The young boy would open up a grate in the school and curl up there, small and thin, his muscles tensing as every second there were footsteps that clacked away toward him or the bell rang. There he was, in his dorky school costume. The only place he was ever happy was at the arcade because of the nice elderly couple, but Chiro couldn't run to adults whenever he was in trouble because they treated him like he was a hassle (which the boy didn't want to be), and even if he was safe for awhile, BT and Glenny were still around some corner. If anything, tattling gave them a larger incentive to torment him.

"These were the toys we set out for you."

He sniffs.

"You had us worried to the core of our power centers," Gibson says, inspecting Chiro's appearance critically.

Otto agrees solemnly, "Yeah, we were scared."

"Are you hurt?" Nova asks.

Antauri observes Chiro's lassitude as he returns to the robot with satisfaction. The boy needs to know that, even if they're in a serious arrangement and suffer from time constraints in terms of luxury moments and breaks, the team is more than a simple, convenient order.

The black simian calmly approaches the boy as the other monkeys back away. Nova comments that she hates this cold. He says, "Chiro, I hope you know that we cannot allow you to sleep as frequently as you have been."

Chiro opens his mouth and then closes it. He wants to tell them everything. To confide in them about the boiling shame. He'll have to.
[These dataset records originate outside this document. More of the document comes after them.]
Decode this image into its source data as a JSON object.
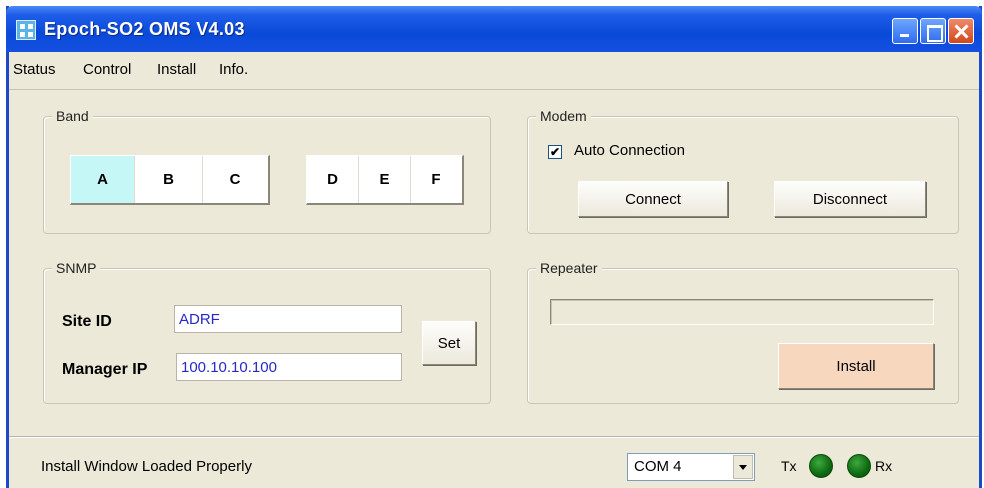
{
  "window": {
    "title": "Epoch-SO2 OMS V4.03"
  },
  "menu": [
    "Status",
    "Control",
    "Install",
    "Info."
  ],
  "band": {
    "label": "Band",
    "buttons": [
      "A",
      "B",
      "C",
      "D",
      "E",
      "F"
    ],
    "selected": "A",
    "selected_color": "#c6f7f7"
  },
  "modem": {
    "label": "Modem",
    "auto_connection_label": "Auto Connection",
    "auto_connection_checked": true,
    "connect_label": "Connect",
    "disconnect_label": "Disconnect"
  },
  "snmp": {
    "label": "SNMP",
    "site_id_label": "Site ID",
    "site_id_value": "ADRF",
    "manager_ip_label": "Manager IP",
    "manager_ip_value": "100.10.10.100",
    "set_label": "Set"
  },
  "repeater": {
    "label": "Repeater",
    "progress_text": "",
    "install_label": "Install",
    "install_color": "#f7d8bf"
  },
  "status": {
    "message": "Install Window Loaded Properly",
    "port": "COM 4",
    "tx_label": "Tx",
    "rx_label": "Rx",
    "led_color": "#0d6a12"
  }
}
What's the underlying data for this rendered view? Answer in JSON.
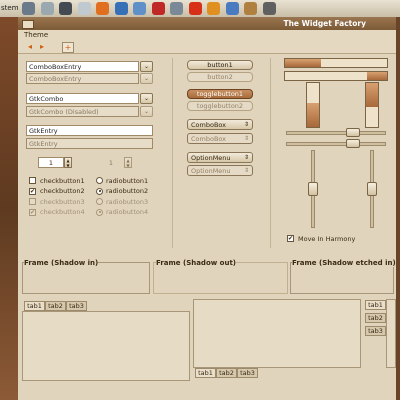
{
  "panel": {
    "label": "stem",
    "icons": [
      "screen-icon",
      "folder-icon",
      "terminal-icon",
      "mail-icon",
      "firefox-icon",
      "globe-icon",
      "document-icon",
      "pdf-icon",
      "people-icon",
      "table-icon",
      "warning-icon",
      "edit-icon",
      "package-icon",
      "camera-icon"
    ],
    "icon_colors": [
      "#6a7a8a",
      "#9aa8b0",
      "#444a52",
      "#c0c8d0",
      "#e07020",
      "#3870b8",
      "#6090c8",
      "#c02828",
      "#7a8898",
      "#d83018",
      "#e09020",
      "#4a7ac0",
      "#b08040",
      "#606060"
    ]
  },
  "window": {
    "title": "The Widget Factory",
    "menu": [
      "Theme"
    ],
    "toolbar": {
      "back": "◂",
      "forward": "▸",
      "add": "+"
    }
  },
  "entries": {
    "combo_entry": "ComboBoxEntry",
    "combo_entry_dis": "ComboBoxEntry",
    "gtk_combo": "GtkCombo",
    "gtk_combo_dis": "GtkCombo (Disabled)",
    "gtk_entry": "GtkEntry",
    "gtk_entry_dis": "GtkEntry",
    "dropdown": "⌄"
  },
  "spin": {
    "value1": "1",
    "value2": "1",
    "up": "▲",
    "down": "▼"
  },
  "checks": [
    {
      "label": "checkbutton1",
      "checked": false,
      "disabled": false
    },
    {
      "label": "checkbutton2",
      "checked": true,
      "disabled": false
    },
    {
      "label": "checkbutton3",
      "checked": false,
      "disabled": true
    },
    {
      "label": "checkbutton4",
      "checked": true,
      "disabled": true
    }
  ],
  "radios": [
    {
      "label": "radiobutton1",
      "on": false,
      "disabled": false
    },
    {
      "label": "radiobutton2",
      "on": true,
      "disabled": false
    },
    {
      "label": "radiobutton3",
      "on": false,
      "disabled": true
    },
    {
      "label": "radiobutton4",
      "on": true,
      "disabled": true
    }
  ],
  "buttons": {
    "button1": "button1",
    "button2": "button2",
    "toggle1": "togglebutton1",
    "toggle2": "togglebutton2",
    "combo1": "ComboBox",
    "combo2": "ComboBox",
    "option1": "OptionMenu",
    "option2": "OptionMenu",
    "arrow": "⇕"
  },
  "progress": {
    "h1": 0.35,
    "h2": 0.2,
    "v1": 0.55,
    "v2": 0.55
  },
  "scales": {
    "h1": 0.7,
    "h2": 0.7,
    "v1": 0.5,
    "v2": 0.5
  },
  "harmony": {
    "label": "Move In Harmony",
    "checked": true
  },
  "frames": [
    "Frame (Shadow in)",
    "Frame (Shadow out)",
    "Frame (Shadow etched in)"
  ],
  "tabs": [
    "tab1",
    "tab2",
    "tab3"
  ],
  "colors": {
    "accent": "#a86c3c",
    "background": "#e0d4bc"
  }
}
Antauri's right. They all are. He's been burying himself in these dreams, losing sight of the world around him. Everything's become dark. He looks outside and sees futility. If Skeleton King tormented them over and over again, what's stopping him from doing this for eternity? Chiro thought to himself once, If I die, will it really make that big of a difference for the world?

Nova will cry. Maybe Otto too. The jokes, the games. But he's the Chosen One. It's not like they wanted him around, anyway. They're stuck with him, the scraggly kid who tried to steal parts from the Super Robot and ended up waking up a team of super-powered monkeys. They operated fine without him. He's just Chiro. As if he's the only person who will ever be able to possess the Power Primate. Maybe they'll find someone better, more able. Then the young man thinks about what Sprx said about never losing another leader. Surely they'll outlive him, anyway. He'll just speed up—no, stop thinking that. How can you ever hurt them like that, Chiro?

"So," Sprx says, leaning against his transportation tube in the control center, "do you scrounge around for parts often?"

"Erm, I wasn't, uh, doing that." In truth, the boy is on his own. He ran away from the orphanage, started collecting spare parts from all sorts of places to get money. Shuggazoom isn't the worst place, and he'd been at it for about a week when he found—these things. Chiro waits to be mocked because of his stuttering, his nervousness.

"Then why were you here?"

"Uh, I just saw the robot and was interested."

"Do you explore big, looming metal structures all the time, or is this a new hobby?"

Why should he stay? For one, they're letting him reside in their big robot. At age thirteen, Chiro finds that providing for himself—without anyone to help—is a struggle. And also—what? This red one is cocky and suspicious, the green one is nice, but dimwitted, the blue one is snobbish, the yellow one just confuses him, and the black one acts all aloof and mysterious.

"Well, at least you're a worse liar than Mandarin," Sprx says dryly. "That's a start."